Acutely aware of the disastrous consequences of their policies, and fearful of opposition from within the working class, who have borne the brunt of death and disability from COVID, governments and the corporate media have launched a propaganda offensive. They claim that a highly vaccinated population, combined with an increase in hospital and ICU capacity, will be sufficient to prevent the hospital system from being overwhelmed. In NSW and Victoria, the two states most affected by COVID, these claims have been used to justify ending safety measures while still reporting hundreds to thousands of cases per day.
Former NSW Premier Gladys Berejiklian and her successor Dominic Perrottet have consistently asserted that the state hospital system will be able to cope with increased COVID cases.
In August, state deputy chief health officer Marianne Gale claimed that “there has been a lot of work across our system since the beginning of the epidemic to ensure our workforce is well equipped, well-trained, well up-to-date… across the state our intensive care network is very well-connected, there is a lot of capacity across the state in terms of ICU beds, and our services are well equipped to care for anybody who may need those services.”
The NSW government has asserted that the state can increase its ICU beds by 2,000. NSW presently has 884 ICU beds, having cut 45 in the past year.
Similarly, the Victorian Labor government of Daniel Andrews claimed last year that it would provide a surge capacity of 4,000 additional ICU beds to cope with COVID outbreaks, a pledge it has subsequently ditched.

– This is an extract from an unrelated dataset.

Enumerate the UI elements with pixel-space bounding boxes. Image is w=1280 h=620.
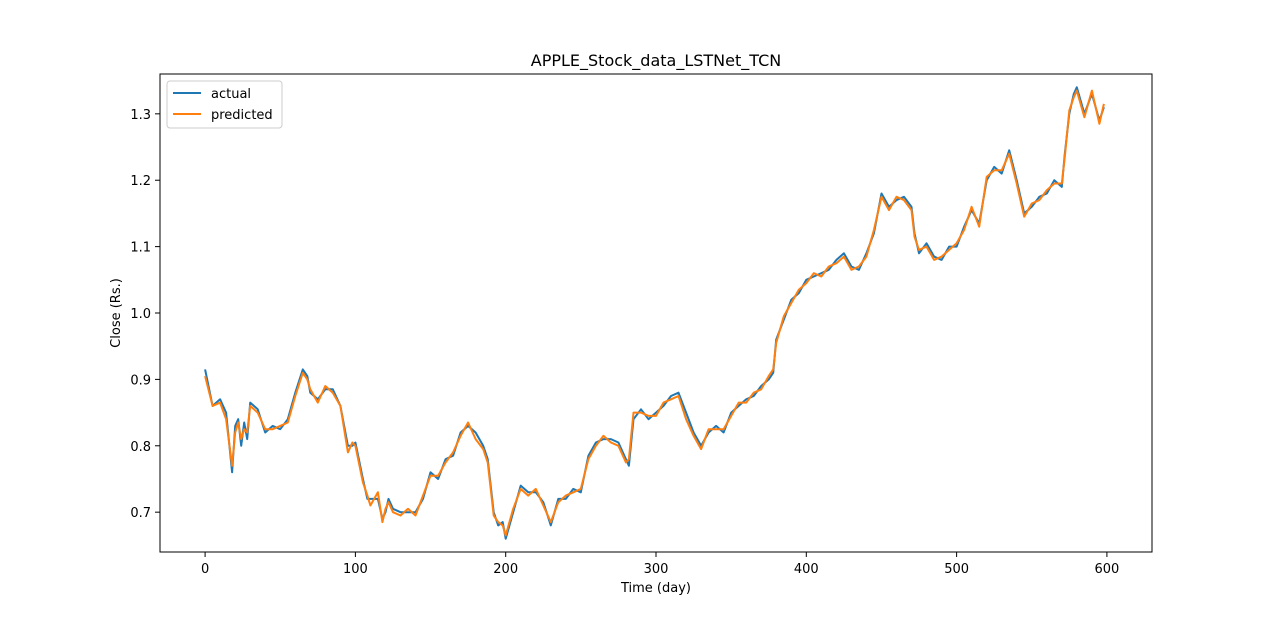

Victoria only has 476 ICU beds, a reduction of 40 from March 2020.
The ANZICS report makes clear that all of these promises are empty lies, and that the likely effect of unrestricted COVID outbreaks will be a further, more severe erosion of ICU capacity, as staff are unable to cope with the increased workload, or are diverted from their existing roles to meet other responsibilities within overwhelmed hospitals.

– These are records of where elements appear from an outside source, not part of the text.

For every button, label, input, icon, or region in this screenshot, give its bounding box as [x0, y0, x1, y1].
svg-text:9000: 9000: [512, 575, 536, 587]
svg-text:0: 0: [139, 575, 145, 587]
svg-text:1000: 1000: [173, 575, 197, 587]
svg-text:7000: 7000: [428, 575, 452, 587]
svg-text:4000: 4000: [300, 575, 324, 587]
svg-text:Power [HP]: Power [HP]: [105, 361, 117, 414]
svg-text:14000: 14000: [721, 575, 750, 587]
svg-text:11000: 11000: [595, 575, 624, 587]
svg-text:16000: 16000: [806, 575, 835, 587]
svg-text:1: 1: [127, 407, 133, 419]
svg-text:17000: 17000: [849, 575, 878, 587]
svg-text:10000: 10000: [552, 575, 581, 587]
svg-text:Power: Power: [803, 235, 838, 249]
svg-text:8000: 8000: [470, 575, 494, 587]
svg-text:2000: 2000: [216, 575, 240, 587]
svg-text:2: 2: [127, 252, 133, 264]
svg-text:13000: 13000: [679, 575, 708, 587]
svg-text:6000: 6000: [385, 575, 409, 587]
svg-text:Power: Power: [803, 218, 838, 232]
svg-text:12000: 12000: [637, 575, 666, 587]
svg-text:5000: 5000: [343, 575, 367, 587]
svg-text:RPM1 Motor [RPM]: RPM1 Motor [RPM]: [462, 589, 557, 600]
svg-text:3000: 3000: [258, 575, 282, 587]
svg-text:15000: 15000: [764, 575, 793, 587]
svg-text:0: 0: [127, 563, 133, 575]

Far from being able to raise thousands more ICU beds in a crisis “surge,” the report found that there were only enough staff to operate an additional 383 ICU beds across the entire country, and this under conditions of short-staffing and immense stress placed on existing health workers.
Blame for this dire situation lies with federal and state governments, Liberal, National and Labor alike, which have systematically gutted the already underfunded public healthcare system for decades.
In 2012, the Rudd-Gillard federal Labor government imposed activity-based funding, which allocates resources to hospitals based on a set and inadequate “price” for current procedures, not projected need. This was then followed by caps imposed by the 2016 Turnbull Liberal-National government on funding increases. The result is a public hospital system unable to cope with major increases in hospital admissions, including to ICUs.
The crisis with ICU beds is only one particularly sharp indication of a public hospital system on the verge of collapse. Even in states with no significant COVID outbreaks, hospitals increasingly are overwhelmed by existing patient numbers, with ambulance ramping and blow outs in waitlist times for elective surgeries.
In recent comments to the Australian newspaper, AMA President Dr Omar Khorsid stated “since the early phase of the pandemic there’s been a real surge in demand and that has led to the hospitals just being unable to cope in most states and territories, completely separate to Covid and simply as result of a longstanding lack of funding.”
The federal and state governments of Australia, both Labor and Liberal-National, are aware of crumbling hospital capacity but still intend to expose the population to a massive surge in COVID cases, in the interests of big business. Only the working class can take up the fight to eliminate COVID and defend the right to universal high-quality healthcare, on the basis of a socialist program that prioritises human life over profit.